In T, we see a girl get a vague text message from her boyfriend Spencer. The main character, nicknamed T, doesn’t answer; she’s wracked with anxiety about the message. In trying to escape from the text, she wanders around the school, skipping classes, hiding in the theater and under outbuilding trailers. Along the way, she goes through the mental gymnastics of interpreting the message – is it good, is it bad? Is Spencer proposing to her, or is he breaking up with her?

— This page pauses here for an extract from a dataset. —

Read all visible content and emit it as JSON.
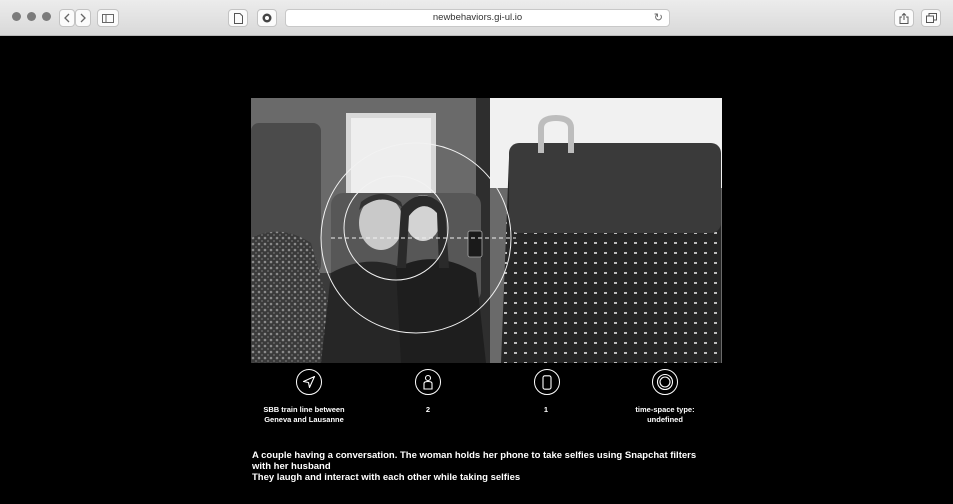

Sharp’s cartooning seems even sharper than other recent work. T as a character is tall, thin, with elongated cheeks; it’s like she’s been stretched like taffy, and with a long blob of dark hair. This character design feels like a play on that old colloquialism “why the long face,” but T certainly looks upset and anxious for most of the comic, and the design makes that work. I’m impressed with the way Sharp uses the dark blob of T’s hair to cut up panels and direct the reader’s eye. Generally, Sharp’s line is thin and delicate; if memory serves, Sharp used screentone in Plain, but that material has been abandoned for a more sparse, less textured style that relies heavily on spot blacks. The book is arranged in the traditional 3×3 grid, although Sharp improvises on that grid, using a header bar to give us T’s inner monologue and switches the reading style in a scene where T descends a scaffolding, which felt like a smart modification. These formal effects aren’t groundbreaking, but they highlight Sharp’s thoughtfulness and growing cartooning skill.

Using the modern American high school as its backdrop, T examines a misogynistic world. This is a world where a young woman’s emotional well being is an easy sacrifice to keep a (probably) older man happy. There’s a jittery fear to the whole comic; T asks herself, “what did I do? aren’t I… perfect?” T’s friend, who is going with her and Spencer on spring break, freaks out when she finds out T is avoiding Spencer. This other girl is just as willing to abuse this other woman to get what she wants, knowing that Spencer’s happiness is the only way she can achieve her goals. T feels the need to give up everything to Spencer, both emotionally and sexually. The misogyny and male-dominance expressed in the relationship between T, her friend, and Spencer extends to other scenes throughout the book. A specific scene where a boy confesses the only reason he liked a girl’s acting in a play was because he could see up her skirt is especially telling. The entire comic is queasy like this, standing on the edge of nausea.

Importantly, we don’t see Spencer at all throughout the comic. But his influence looms large, poisonous. The weight of him is unbearable.